This easy sheet-pan jerk chicken with rice and peas is ready in under an hour for a flavorful, hassle-free weeknight dinner. We use a simplified prep method to roast juicy chicken thighs right alongside coconut-infused rice and kidney beans. It is a complete, smoky Jamaican-inspired meal with minimal cleanup.
Preheat your oven to 400°F (200°C) and lightly grease a large rimmed sheet pan. Pat the chicken thighs dry with paper towels, then rub them thoroughly with the jerk seasoning paste and olive oil until fully coated.
In a medium saucepan, combine the rinsed white rice, coconut milk, chicken broth, drained kidney beans, minced garlic, and fresh thyme sprigs. Bring the mixture to a boil over medium-high heat, then cover and simmer on low for 10 minutes until partially cooked.

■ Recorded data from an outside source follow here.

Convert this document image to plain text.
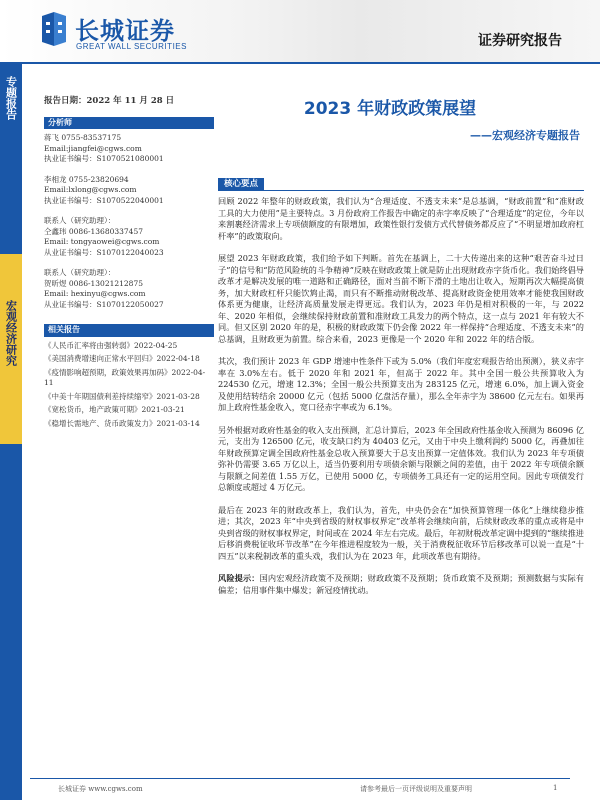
长城证券
GREAT WALL SECURITIES	证券研究报告
专题报告
宏观经济研究
报告日期：2022 年 11 月 28 日
分析师
蒋飞 0755-83537175
Email:jiangfei@cgws.com
执业证书编号：S1070521080001
李相龙 0755-23820694
Email:lxlong@cgws.com
执业证书编号：S1070522040001
联系人（研究助理）：
仝鑫玮 0086-13680337457
Email: tongyaowei@cgws.com
从业证书编号：S1070122040023
联系人（研究助理）：
贺昕煜 0086-13021212875
Email: hexinyu@cgws.com
从业证书编号：S1070122050027
相关报告
《人民币汇率将由强转弱》2022-04-25
《美国消费增速向正常水平回归》2022-04-18
《疫情影响超预期，政策效果再加码》2022-04-11
《中美十年期国债利差持续缩窄》2021-03-28
《宽松货币，地产政策可期》2021-03-21
《稳增长需地产、货币政策发力》2021-03-14
2023 年财政政策展望
——宏观经济专题报告
核心要点

回顾 2022 年整年的财政政策，我们认为“合理适度、不透支未来”是总基调，“财政前置”和“准财政工具的大力使用”是主要特点。3 月份政府工作报告中确定的赤字率反映了“合理适度”的定位，今年以来割裹经济需求上专项债额度的有限增加，政策性银行发债方式代替债务都反应了“不明显增加政府杠杆率”的政策取向。

展望 2023 年财政政策，我们给予如下判断。首先在基调上，二十大传递出来的这种“艰苦奋斗过日子”的信号和“防范风险统的斗争精神”反映在财政政策上就是防止出现财政赤字货币化。我们始终倡导改革才是解决发展的唯一道路和正确路径，面对当前不断下滑的土地出让收入，短期再次大幅提高债务，加大财政杠杆只能饮鸩止渴，而只有不断推动财税改革、提高财政资金使用效率才能使我国财政体系更为健康，让经济高质量发展走得更远。我们认为，2023 年仍是相对积极的一年，与 2022 年、2020 年相似，会继续保持财政前置和准财政工具发力的两个特点，这一点与 2021 年有较大不同。但又区别 2020 年的是，积极的财政政策下仍会像 2022 年一样保持“合理适度、不透支未来”的总基调，且财政更为前置。综合来看，2023 更像是一个 2020 年和 2022 年的结合版。

其次，我们预计 2023 年 GDP 增速中性条件下或为 5.0%（我们年度宏观报告给出预测），狭义赤字率在 3.0%左右。低于 2020 年和 2021 年，但高于 2022 年。其中全国一般公共预算收入为 224530 亿元，增速 12.3%；全国一般公共预算支出为 283125 亿元，增速 6.0%，加上调入资金及使用结转结余 20000 亿元（包括 5000 亿盘活存量），那么全年赤字为 38600 亿元左右。如果再加上政府性基金收入，宽口径赤字率或为 6.1%。

另外根据对政府性基金的收入支出预测，汇总计算后，2023 年全国政府性基金收入预测为 86096 亿元，支出为 126500 亿元，收支缺口约为 40403 亿元，又由于中央上缴利润约 5000 亿，再叠加往年财政预算定调全国政府性基金总收入预算要大于总支出预算一定值体效。我们认为 2023 年专项债弥补仍需要 3.65 万亿以上，适当仍要利用专项债余额与限额之间的差值，由于 2022 年专项债余额与限额之间差值 1.55 万亿，已使用 5000 亿，专项债务工具还有一定的运用空间。因此专项债发行总额度或超过 4 万亿元。

最后在 2023 年的财政改革上，我们认为，首先，中央仍会在“加快预算管理一体化”上继续稳步推进；其次，2023 年“中央到省级的财权事权界定”改革将会继续向前，后续财政改革的重点或将是中央到省级的财权事权界定，时间或在 2024 年左右完成。最后，年初财税改革定调中提到的“继续推进后移消费税征收环节改革”在今年推进程度较为一般，关于消费税征收环节后移改革可以说一直是“十四五”以来税制改革的重头戏，我们认为在 2023 年，此项改革也有期待。

风险提示：国内宏观经济政策不及预期；财政政策不及预期；货币政策不及预期；预测数据与实际有偏差；信用事件集中爆发；新冠疫情扰动。

长城证券 www.cgws.com	请参考最后一页评级说明及重要声明	1
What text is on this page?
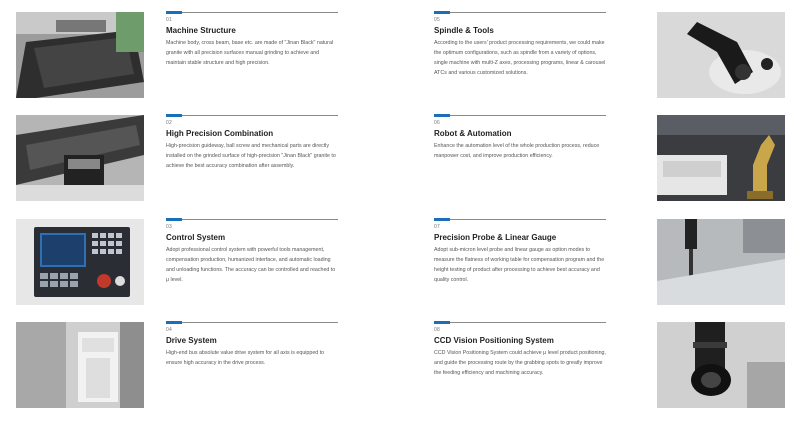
01
Machine Structure
Machine body, cross beam, base etc. are made of "Jinan Black" natural granite with all precision surfaces manual grinding to achieve and maintain stable structure and high precision.
02
High Precision Combination
High-precision guideway, ball screw and mechanical parts are directly installed on the grinded surface of high-precision "Jinan Black" granite to achieve the best accuracy combination after assembly.
03
Control System
Adopt professional control system with powerful tools management, compensation production, humanized interface, and automatic loading and unloading functions. The accuracy can be controlled and reached to μ level.
04
Drive System
High-end bus absolute value drive system for all axis is equipped to ensure high accuracy in the drive process.
05
Spindle & Tools
According to the users' product processing requirements, we could make the optimum configurations, such as spindle from a variety of options, single machine with multi-Z axes, processing programs, linear & carousel ATCs and various customized solutions.
06
Robot & Automation
Enhance the automation level of the whole production process, reduce manpower cost, and improve production efficiency.
07
Precision Probe & Linear Gauge
Adopt sub-micron level probe and linear gauge as option modes to measure the flatness of working table for compensation program and the height testing of product after processing to achieve best accuracy and quality control.
08
CCD Vision Positioning System
CCD Vision Positioning System could achieve μ level product positioning, and guide the processing route by the grabbing spots to greatly improve the feeding efficiency and machining accuracy.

Place the seasoned chicken thighs skin-side up on one half of the prepared sheet pan. Roast the chicken in the preheated oven for 15 minutes to start cooking the chicken and crisping the skin.
Carefully remove the sheet pan from the oven. Discard the thyme sprigs from the partially cooked rice, then spread the rice and beans mixture evenly onto the empty half of the sheet pan.
Return the sheet pan to the oven and bake for an additional 20 to 25 minutes until the chicken is cooked through to an internal temperature of 165°F (74°C). The rice should be tender and lightly crispy around the edges of the pan.
Remove from the oven and let the chicken rest for 5 minutes. Garnish the entire dish with sliced green onions and serve hot with fresh lime wedges on the side.